Выбежала в коридор, хлопнула дверью, сбежала по лестнице вниз. Только меня и видели…
Он не являлся несколько дней, и я, само собой, не приходила к нему. Мы не перезванивались, как обычно, по нескольку раз в день. Хотя, разумеется, я скучала. Я привязалась к нему. И ловила себя не раз на том, что тоскую и жду его, кидаюсь на каждый звонок, а он все не звонит, не приходит…
И я дала себе слово, что ни за что не позвоню первой.
В конце концов он явился ко мне с повинной. Сказал:
— Давай, старуха, помиримся, в самом деле, куда мы денемся друг от дружки?
И я сдалась. Мне и самой до смерти хотелось помириться с ним. И сразу псе стало на свое место. И во мне все успокоилось, притихло.
Но, как бы там ни было, когда я вспоминала о косе, висевшей в его комнате, на стене, становилось как-то не по себе. Словно проглотила длинный гвоздь и он колом стоит в горле, ни туда, ни сюда…
Потом постепенно все стерлось, забылось.
Он начал учиться на первом курсе и поначалу был в восторге. Признавался:
— Там до того интересно…
Все время грозился привести меня к ним на вечер. По его словам, у них в институте проводятся различные вечера, там собирается интересная публика — студенты, преподаватели, дипломаты, все, как один, остроумны, злы, пальца в рот не клади, все жизнерадостны и веселы. Современные, одним словом…
Однажды, это было вскоре после студенческих каникул, я пришла к нему домой.

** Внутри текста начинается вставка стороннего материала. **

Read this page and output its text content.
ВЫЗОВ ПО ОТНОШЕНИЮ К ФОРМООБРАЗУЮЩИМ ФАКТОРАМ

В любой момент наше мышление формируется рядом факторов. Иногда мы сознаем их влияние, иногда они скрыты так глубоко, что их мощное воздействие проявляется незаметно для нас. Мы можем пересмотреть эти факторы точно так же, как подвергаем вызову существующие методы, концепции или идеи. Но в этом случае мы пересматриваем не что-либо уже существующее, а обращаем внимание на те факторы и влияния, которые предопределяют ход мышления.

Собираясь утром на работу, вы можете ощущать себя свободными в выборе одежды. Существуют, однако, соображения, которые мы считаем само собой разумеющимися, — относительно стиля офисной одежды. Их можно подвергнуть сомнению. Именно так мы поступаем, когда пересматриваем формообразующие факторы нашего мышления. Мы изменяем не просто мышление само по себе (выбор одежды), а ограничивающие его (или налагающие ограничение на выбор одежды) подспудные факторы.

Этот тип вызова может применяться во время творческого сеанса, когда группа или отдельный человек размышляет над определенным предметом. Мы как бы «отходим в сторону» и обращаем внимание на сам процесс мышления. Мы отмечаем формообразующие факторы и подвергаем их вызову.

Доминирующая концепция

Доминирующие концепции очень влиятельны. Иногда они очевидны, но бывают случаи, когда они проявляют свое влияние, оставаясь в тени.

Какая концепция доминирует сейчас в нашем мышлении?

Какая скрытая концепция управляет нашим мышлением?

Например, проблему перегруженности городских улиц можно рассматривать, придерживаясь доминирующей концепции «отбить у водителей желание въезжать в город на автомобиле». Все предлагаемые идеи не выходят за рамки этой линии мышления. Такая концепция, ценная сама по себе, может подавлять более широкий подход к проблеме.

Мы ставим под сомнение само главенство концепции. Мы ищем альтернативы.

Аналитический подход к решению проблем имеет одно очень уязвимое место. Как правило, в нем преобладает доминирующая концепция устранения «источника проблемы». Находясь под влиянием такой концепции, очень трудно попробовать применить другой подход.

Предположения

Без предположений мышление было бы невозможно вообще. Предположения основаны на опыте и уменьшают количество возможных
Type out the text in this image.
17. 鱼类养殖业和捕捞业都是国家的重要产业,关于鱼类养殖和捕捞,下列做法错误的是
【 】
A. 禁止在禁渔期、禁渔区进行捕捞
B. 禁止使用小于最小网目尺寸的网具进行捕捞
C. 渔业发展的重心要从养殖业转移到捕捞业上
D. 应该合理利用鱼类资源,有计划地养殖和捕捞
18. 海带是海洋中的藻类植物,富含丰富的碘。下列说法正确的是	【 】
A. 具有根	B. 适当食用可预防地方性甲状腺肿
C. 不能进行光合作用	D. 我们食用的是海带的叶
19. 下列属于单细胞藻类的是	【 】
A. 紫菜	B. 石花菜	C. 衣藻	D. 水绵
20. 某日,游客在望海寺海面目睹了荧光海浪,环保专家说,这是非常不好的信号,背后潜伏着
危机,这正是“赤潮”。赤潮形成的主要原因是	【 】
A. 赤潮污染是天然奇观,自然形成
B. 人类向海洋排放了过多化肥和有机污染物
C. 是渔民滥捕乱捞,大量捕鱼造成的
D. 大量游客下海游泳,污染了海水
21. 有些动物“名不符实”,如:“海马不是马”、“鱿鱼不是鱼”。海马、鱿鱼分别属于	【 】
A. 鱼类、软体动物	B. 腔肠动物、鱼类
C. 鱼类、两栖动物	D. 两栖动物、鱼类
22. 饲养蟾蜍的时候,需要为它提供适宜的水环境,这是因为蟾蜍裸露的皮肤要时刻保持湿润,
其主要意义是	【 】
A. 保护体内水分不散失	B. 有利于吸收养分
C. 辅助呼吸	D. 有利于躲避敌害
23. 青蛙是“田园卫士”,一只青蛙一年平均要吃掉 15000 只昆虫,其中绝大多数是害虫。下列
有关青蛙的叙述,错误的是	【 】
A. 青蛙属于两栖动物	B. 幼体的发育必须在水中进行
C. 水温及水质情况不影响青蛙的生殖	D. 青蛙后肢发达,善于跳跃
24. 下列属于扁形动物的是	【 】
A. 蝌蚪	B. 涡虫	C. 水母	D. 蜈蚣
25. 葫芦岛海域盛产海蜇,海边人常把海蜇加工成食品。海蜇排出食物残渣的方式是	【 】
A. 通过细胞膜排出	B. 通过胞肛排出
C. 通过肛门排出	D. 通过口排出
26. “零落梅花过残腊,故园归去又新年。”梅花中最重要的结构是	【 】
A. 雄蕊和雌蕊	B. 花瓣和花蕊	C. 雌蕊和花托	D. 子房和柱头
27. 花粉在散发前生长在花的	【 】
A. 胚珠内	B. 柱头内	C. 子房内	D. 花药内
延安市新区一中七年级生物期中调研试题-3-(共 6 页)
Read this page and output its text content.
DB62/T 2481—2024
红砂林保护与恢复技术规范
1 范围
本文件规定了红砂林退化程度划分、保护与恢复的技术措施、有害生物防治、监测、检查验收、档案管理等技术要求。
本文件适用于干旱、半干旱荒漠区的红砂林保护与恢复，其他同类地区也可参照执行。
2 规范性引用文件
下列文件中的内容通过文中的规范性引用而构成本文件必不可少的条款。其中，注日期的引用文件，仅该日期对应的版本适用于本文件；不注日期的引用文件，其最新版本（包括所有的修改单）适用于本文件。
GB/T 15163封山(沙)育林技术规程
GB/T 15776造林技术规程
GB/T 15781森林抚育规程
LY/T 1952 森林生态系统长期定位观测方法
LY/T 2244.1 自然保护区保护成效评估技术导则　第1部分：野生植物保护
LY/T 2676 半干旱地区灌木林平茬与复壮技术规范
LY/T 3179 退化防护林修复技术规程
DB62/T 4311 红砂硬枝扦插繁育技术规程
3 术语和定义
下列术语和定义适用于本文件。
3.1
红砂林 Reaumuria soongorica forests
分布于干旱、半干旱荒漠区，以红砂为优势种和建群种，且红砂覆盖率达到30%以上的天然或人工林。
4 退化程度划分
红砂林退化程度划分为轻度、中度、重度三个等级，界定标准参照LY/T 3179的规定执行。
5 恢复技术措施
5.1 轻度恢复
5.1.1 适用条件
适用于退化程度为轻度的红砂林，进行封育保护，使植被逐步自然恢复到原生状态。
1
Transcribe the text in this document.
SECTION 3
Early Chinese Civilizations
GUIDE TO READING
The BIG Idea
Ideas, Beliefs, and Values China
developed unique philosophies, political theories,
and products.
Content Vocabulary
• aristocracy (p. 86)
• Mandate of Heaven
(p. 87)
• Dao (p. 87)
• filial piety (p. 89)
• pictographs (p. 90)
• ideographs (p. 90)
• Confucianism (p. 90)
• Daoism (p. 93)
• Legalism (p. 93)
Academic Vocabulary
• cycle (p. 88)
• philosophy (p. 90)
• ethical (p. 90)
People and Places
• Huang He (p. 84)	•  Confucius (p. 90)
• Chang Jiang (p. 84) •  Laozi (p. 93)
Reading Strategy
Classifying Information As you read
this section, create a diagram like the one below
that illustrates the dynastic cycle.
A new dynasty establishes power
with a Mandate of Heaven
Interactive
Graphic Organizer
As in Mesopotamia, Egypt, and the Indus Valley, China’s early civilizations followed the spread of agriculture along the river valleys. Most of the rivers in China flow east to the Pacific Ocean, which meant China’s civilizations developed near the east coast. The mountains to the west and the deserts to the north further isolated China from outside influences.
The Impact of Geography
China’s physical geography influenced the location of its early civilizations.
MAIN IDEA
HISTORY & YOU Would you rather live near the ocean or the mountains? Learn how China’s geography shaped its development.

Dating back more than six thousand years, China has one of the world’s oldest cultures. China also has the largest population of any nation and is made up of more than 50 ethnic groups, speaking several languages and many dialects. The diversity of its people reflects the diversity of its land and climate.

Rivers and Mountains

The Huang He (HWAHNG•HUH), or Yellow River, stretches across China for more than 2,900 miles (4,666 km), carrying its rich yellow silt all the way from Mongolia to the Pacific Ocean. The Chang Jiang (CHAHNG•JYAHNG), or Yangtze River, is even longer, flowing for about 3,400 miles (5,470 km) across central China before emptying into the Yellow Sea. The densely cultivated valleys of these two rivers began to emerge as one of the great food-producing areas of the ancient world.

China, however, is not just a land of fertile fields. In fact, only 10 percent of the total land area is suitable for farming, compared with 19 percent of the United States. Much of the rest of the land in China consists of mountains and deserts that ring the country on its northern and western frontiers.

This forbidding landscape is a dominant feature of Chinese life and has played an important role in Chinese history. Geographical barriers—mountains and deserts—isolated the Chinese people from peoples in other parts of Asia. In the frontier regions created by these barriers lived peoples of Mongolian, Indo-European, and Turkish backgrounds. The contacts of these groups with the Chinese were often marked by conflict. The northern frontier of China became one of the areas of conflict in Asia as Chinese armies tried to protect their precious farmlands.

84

Еще утром он позвонил, сказал, что нездоров, даже не пошел в институт, просил навестить его, потому что тоскливо и как-то ужасно одиноко на душе.
Я пришла не одна, а с Милкой, подругой детства, с которой мы прожили на Сретенском бульваре в большой, густо населенной квартире долгие годы.
Милка была тоже педагог, преподавала географию в техникуме, подобно мне, она тоже переехала вместе с мамой в отдельную квартиру в Мневники, время от времени она бывала у меня, но я еще ни разу не была у нее, потому что, во-первых, она жила невероятно далеко от меня, во-вторых, свободные часы я проводила большей частью с Валентином и на встречи со старыми друзьями у меня просто-напросто не оставалось времени.
Милка в детстве была нехороша собой, большеротая, с выпуклыми, чересчур близко поставленными глазами, на подбородке постоянно прыщики, но, став старше, она смогла, как сама признавалась, в корне преобразиться: врожденный вкус и умелое применение косметики сделали свое дело: ресницы были намазаны тушью и от этого казались длиннее и гуще, на лицо был положен тон золотистого цвета, потому все неровности и шероховатости казались сглаженными, толстые губы, чуть тронутые помадой, оказались модными. Милка утверждала:
— Вот именно такие губы носят теперь во всем мире!
Одевалась она спортивно, носила брюки, водолазки, длинные, сплошь в замках-«молниях» жакеты и куртки.
Волосы красила в аспидно-черный цвет.
Само собой, Милка нравилась далеко не всем, наблюдательная, резкая, умевшая подметить смешное в каждом человеке, она не щадила даже саму себя. Говорила о себе откровенно:
— На первый взгляд я — ничего, но следует остерегаться второго взгляда. Я уже не говорю о последующих…
Валентин встретил нас хорошо, вскочил с тахты, на которой лежал, побежал на кухню, предупредив, что сейчас приготовит кофе по совершенно особому рецепту.
Мы остались с Милкой вдвоем.
Милка огляделась вокруг, сказала:
— Неплохая обитель. Он что, один здесь живет?
— С мамой. Она в другой комнате.
— Она дома?
— На работе.
— Зарабатывает деньгу, чтобы обеспечить сыночка всем необходимым арсеналом?
Я возразила:
— Зачем ты так? Он и сам зарабатывает.